Dziękuję Wam za odpowiedzi.
Trochę mamę przycisnęłam i wiem więcej. Niedowłady ma już przeszło 4 lata, a od 2ch trochę się nasiliły. W stopach prawie brak czucia, np gdy spadnie jej kapeć, to tego nie czuje. Mówi, że nogi ma jakby drętwe i czasem nie umie utrzymać równowagi.
Jak pisałam, nie uważała na siebie podczas naświetlań, ale nikt jej nie poinformował jak postępować. Nie dostała też żadnego info na piśmie, dowiedziała się podczas kontroli, była mocno opalona i pacjenci zwrócili jej uwagę.
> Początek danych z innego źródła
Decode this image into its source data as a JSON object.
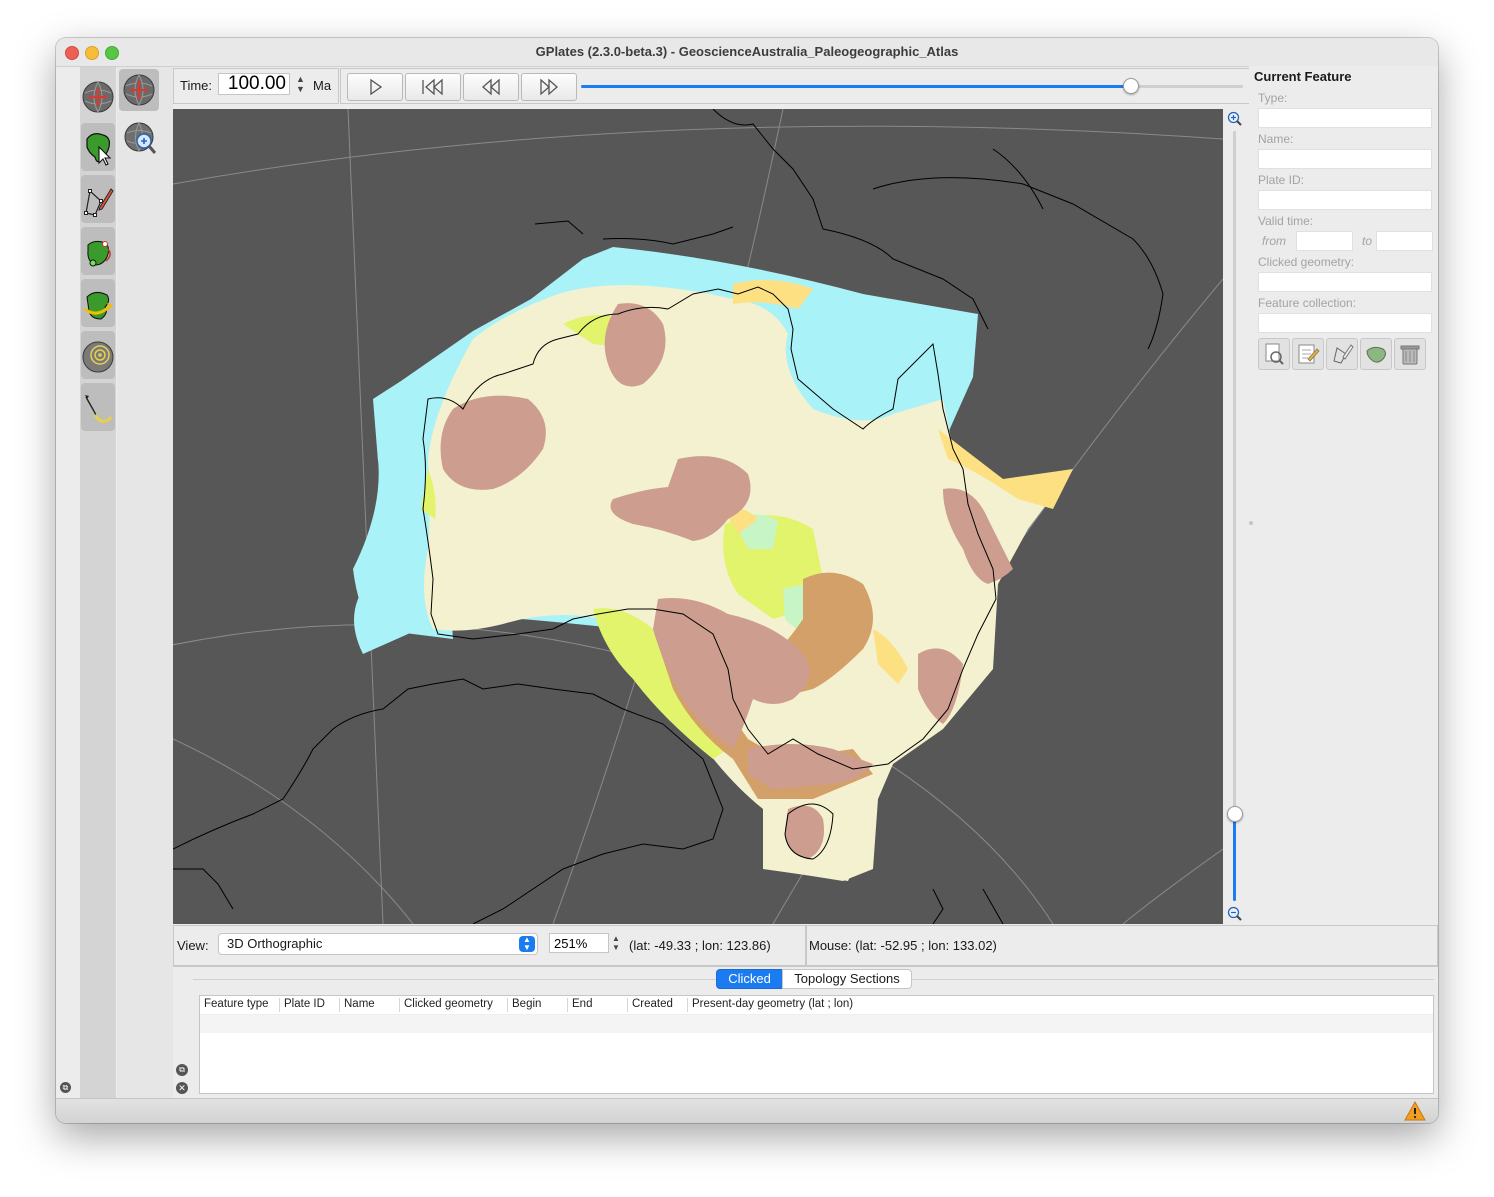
{
  "window": {
    "title": "GPlates (2.3.0-beta.3) - GeoscienceAustralia_Paleogeographic_Atlas"
  },
  "time": {
    "label": "Time:",
    "value": "100.00",
    "unit": "Ma"
  },
  "animation": {
    "slider_level": 0.83
  },
  "view": {
    "label": "View:",
    "projection": "3D Orthographic",
    "zoom": "251%",
    "camera": "(lat: -49.33 ; lon: 123.86)",
    "mouse": "Mouse: (lat: -52.95 ; lon: 133.02)"
  },
  "current_feature": {
    "title": "Current Feature",
    "type_label": "Type:",
    "name_label": "Name:",
    "plate_id_label": "Plate ID:",
    "valid_time_label": "Valid time:",
    "from_label": "from",
    "to_label": "to",
    "clicked_geometry_label": "Clicked geometry:",
    "feature_collection_label": "Feature collection:"
  },
  "tabs": {
    "clicked": "Clicked",
    "topology": "Topology Sections"
  },
  "table": {
    "columns": [
      "Feature type",
      "Plate ID",
      "Name",
      "Clicked geometry",
      "Begin",
      "End",
      "Created",
      "Present-day geometry (lat ; lon)"
    ]
  },
  "colors": {
    "accent": "#1b7cf2",
    "globe_bg": "#575757",
    "land": "#f3f1cf",
    "shallow_sea": "#a9f2f8",
    "upland": "#cd9d8f"
  },
  "icons": [
    "rotate-globe-icon",
    "zoom-globe-icon",
    "choose-feature-icon",
    "digitise-geometry-icon",
    "move-vertex-icon",
    "reconstruction-pole-icon",
    "topology-icon",
    "measure-distance-icon",
    "query-feature-icon",
    "edit-feature-icon",
    "clone-geometry-icon",
    "topology-edit-icon",
    "delete-feature-icon",
    "warning-icon"
  ]
}
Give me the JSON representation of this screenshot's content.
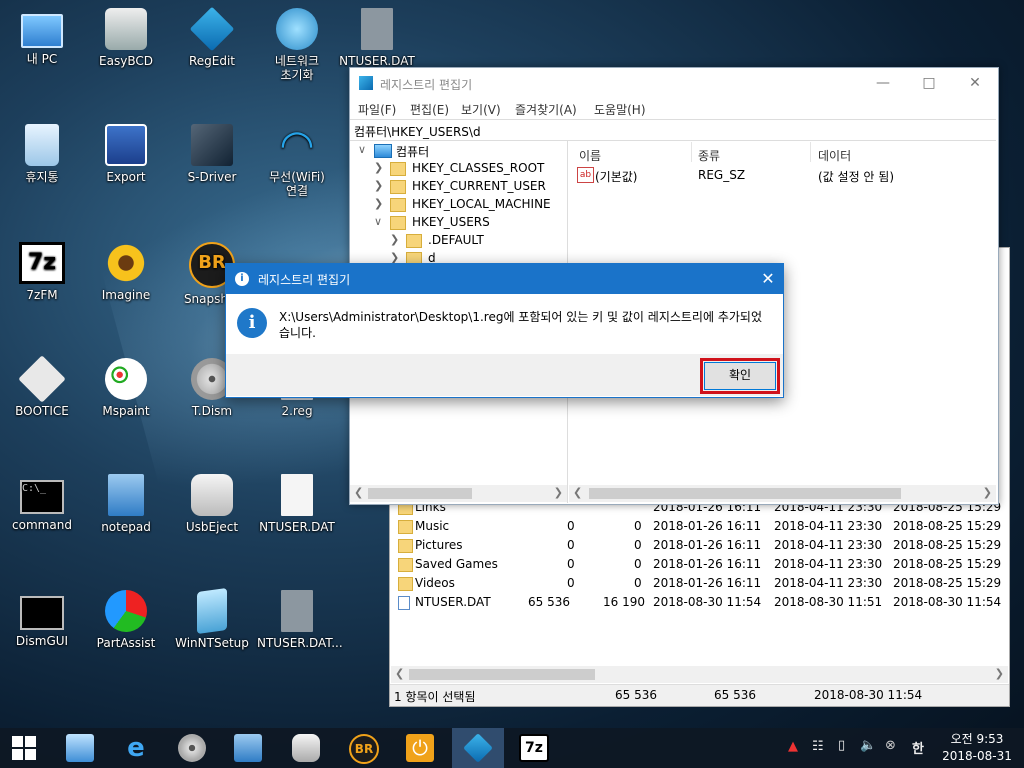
{
  "desktop": {
    "icons": [
      {
        "label": "내 PC",
        "icon": "computer-icon"
      },
      {
        "label": "EasyBCD",
        "icon": "easybcd-icon"
      },
      {
        "label": "RegEdit",
        "icon": "regedit-icon"
      },
      {
        "label": "네트워크 초기화",
        "line1": "네트워크",
        "line2": "초기화",
        "icon": "network-icon"
      },
      {
        "label": "NTUSER.DAT",
        "icon": "file-icon"
      },
      {
        "label": "휴지통",
        "icon": "recycle-bin-icon"
      },
      {
        "label": "Export",
        "icon": "export-icon"
      },
      {
        "label": "S-Driver",
        "icon": "driver-icon"
      },
      {
        "label": "무선(WiFi) 연결",
        "line1": "무선(WiFi)",
        "line2": "연결",
        "icon": "wifi-icon"
      },
      {
        "label": "7zFM",
        "icon": "7zip-icon"
      },
      {
        "label": "Imagine",
        "icon": "imagine-icon"
      },
      {
        "label": "Snapshot",
        "icon": "snapshot-icon"
      },
      {
        "label": "BOOTICE",
        "icon": "floppy-icon"
      },
      {
        "label": "Mspaint",
        "icon": "paint-icon"
      },
      {
        "label": "T.Dism",
        "icon": "dism-icon"
      },
      {
        "label": "2.reg",
        "icon": "reg-file-icon"
      },
      {
        "label": "command",
        "icon": "console-icon"
      },
      {
        "label": "notepad",
        "icon": "notepad-icon"
      },
      {
        "label": "UsbEject",
        "icon": "usb-icon"
      },
      {
        "label": "NTUSER.DAT",
        "icon": "file-icon"
      },
      {
        "label": "DismGUI",
        "icon": "console-icon"
      },
      {
        "label": "PartAssist",
        "icon": "partition-icon"
      },
      {
        "label": "WinNTSetup",
        "icon": "setup-icon"
      },
      {
        "label": "NTUSER.DAT...",
        "icon": "file-icon"
      }
    ]
  },
  "explorer": {
    "rows": [
      {
        "name": "Links",
        "c1": "",
        "c2": "",
        "d1": "2018-01-26 16:11",
        "d2": "2018-04-11 23:30",
        "d3": "2018-08-25 15:29"
      },
      {
        "name": "Music",
        "c1": "0",
        "c2": "0",
        "d1": "2018-01-26 16:11",
        "d2": "2018-04-11 23:30",
        "d3": "2018-08-25 15:29"
      },
      {
        "name": "Pictures",
        "c1": "0",
        "c2": "0",
        "d1": "2018-01-26 16:11",
        "d2": "2018-04-11 23:30",
        "d3": "2018-08-25 15:29"
      },
      {
        "name": "Saved Games",
        "c1": "0",
        "c2": "0",
        "d1": "2018-01-26 16:11",
        "d2": "2018-04-11 23:30",
        "d3": "2018-08-25 15:29"
      },
      {
        "name": "Videos",
        "c1": "0",
        "c2": "0",
        "d1": "2018-01-26 16:11",
        "d2": "2018-04-11 23:30",
        "d3": "2018-08-25 15:29"
      },
      {
        "name": "NTUSER.DAT",
        "c1": "65 536",
        "c2": "16 190",
        "d1": "2018-08-30 11:54",
        "d2": "2018-08-30 11:51",
        "d3": "2018-08-30 11:54"
      }
    ],
    "status": {
      "selected": "1 항목이 선택됨",
      "s1": "65 536",
      "s2": "65 536",
      "date": "2018-08-30 11:54"
    }
  },
  "regedit": {
    "title": "레지스트리 편집기",
    "menu": [
      "파일(F)",
      "편집(E)",
      "보기(V)",
      "즐겨찾기(A)",
      "도움말(H)"
    ],
    "address": "컴퓨터\\HKEY_USERS\\d",
    "tree": [
      {
        "label": "컴퓨터"
      },
      {
        "label": "HKEY_CLASSES_ROOT"
      },
      {
        "label": "HKEY_CURRENT_USER"
      },
      {
        "label": "HKEY_LOCAL_MACHINE"
      },
      {
        "label": "HKEY_USERS"
      },
      {
        "label": ".DEFAULT"
      },
      {
        "label": "d"
      }
    ],
    "columns": {
      "name": "이름",
      "type": "종류",
      "data": "데이터"
    },
    "values": [
      {
        "name": "(기본값)",
        "type": "REG_SZ",
        "data": "(값 설정 안 됨)"
      }
    ]
  },
  "dialog": {
    "title": "레지스트리 편집기",
    "message": "X:\\Users\\Administrator\\Desktop\\1.reg에 포함되어 있는 키 및 값이 레지스트리에 추가되었습니다.",
    "ok": "확인"
  },
  "taskbar": {
    "clock_time": "오전 9:53",
    "clock_date": "2018-08-31",
    "ime": "한"
  }
}
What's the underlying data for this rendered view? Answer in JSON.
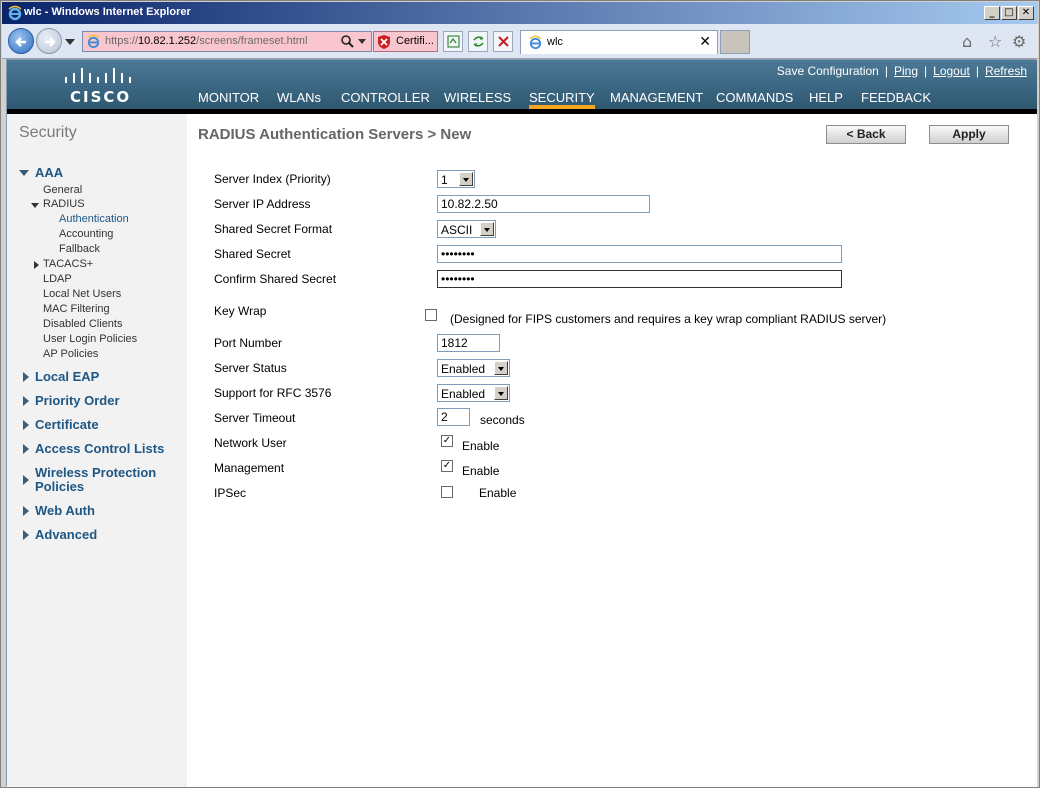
{
  "window": {
    "title": "wlc - Windows Internet Explorer",
    "minimize": "_",
    "maximize": "□",
    "close": "✕"
  },
  "browser": {
    "url_prefix": "https://",
    "url_host": "10.82.1.252",
    "url_path": "/screens/frameset.html",
    "cert_label": "Certifi...",
    "tab_title": "wlc",
    "tab_close": "✕"
  },
  "header": {
    "logo": "CISCO",
    "links": [
      "Save Configuration",
      "Ping",
      "Logout",
      "Refresh"
    ],
    "menu": [
      "MONITOR",
      "WLANs",
      "CONTROLLER",
      "WIRELESS",
      "SECURITY",
      "MANAGEMENT",
      "COMMANDS",
      "HELP",
      "FEEDBACK"
    ],
    "active_menu": "SECURITY"
  },
  "sidebar": {
    "title": "Security",
    "aaa": "AAA",
    "aaa_items": [
      "General",
      "RADIUS",
      "TACACS+",
      "LDAP",
      "Local Net Users",
      "MAC Filtering",
      "Disabled Clients",
      "User Login Policies",
      "AP Policies"
    ],
    "radius_items": [
      "Authentication",
      "Accounting",
      "Fallback"
    ],
    "sections": [
      "Local EAP",
      "Priority Order",
      "Certificate",
      "Access Control Lists",
      "Wireless Protection",
      "Policies",
      "Web Auth",
      "Advanced"
    ]
  },
  "main": {
    "title": "RADIUS Authentication Servers > New",
    "back_button": "< Back",
    "apply_button": "Apply",
    "fields": {
      "server_index_label": "Server Index (Priority)",
      "server_index_value": "1",
      "server_ip_label": "Server IP Address",
      "server_ip_value": "10.82.2.50",
      "secret_format_label": "Shared Secret Format",
      "secret_format_value": "ASCII",
      "secret_label": "Shared Secret",
      "secret_value": "••••••••",
      "confirm_secret_label": "Confirm Shared Secret",
      "confirm_secret_value": "••••••••",
      "key_wrap_label": "Key Wrap",
      "key_wrap_note": "(Designed for FIPS customers and requires a key wrap compliant RADIUS server)",
      "port_label": "Port Number",
      "port_value": "1812",
      "status_label": "Server Status",
      "status_value": "Enabled",
      "rfc_label": "Support for RFC 3576",
      "rfc_value": "Enabled",
      "timeout_label": "Server Timeout",
      "timeout_value": "2",
      "timeout_unit": "seconds",
      "network_user_label": "Network User",
      "network_user_enable": "Enable",
      "management_label": "Management",
      "management_enable": "Enable",
      "ipsec_label": "IPSec",
      "ipsec_enable": "Enable"
    },
    "checks": {
      "key_wrap": false,
      "network_user": true,
      "management": true,
      "ipsec": false
    }
  }
}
Chodzi do neurologa, ale chyba nie mają na nią pomysłu, zapisywano jej przeciwbólowe: Nimesil i Olfen, była też mowa o jakichś zabiegach laserowych, ale na to musi czekać jeszcze przeszło pół roku (10 lat od naświetlań). Dlatego nie odradzałam jej zbytnio tej homeopatii, oczywiście nie pomogło.
Ostatnio była u starego znajomego neurologa (który o mnie powiedział: "...taka siksa, a już tyle problemów.." cha, cha, siksa 43letnia; to mi się podoba) zalecił jej suplement Alanerv, powiedział o tym "końskim ogonie", ale niewiele więcej.
Mama 2 lata temu miała robione TK brzucha i miednicy (nie mam opisu, ale było ok.) nie wiem czy widać kręgosłup na takim badaniu, ale nic o nim nie pisli.
AK prosiłabym Cię jeszcze o informację, czy dokuczać neurologowi o ten rezonans? No i najważniejsze pytanie mamy, czy przy takich objawach może dojść do tego, że kiedyś wyląduje na wózku?
(jej i tak nie powiem) Jeszcze raz dzięki za odpowiedź.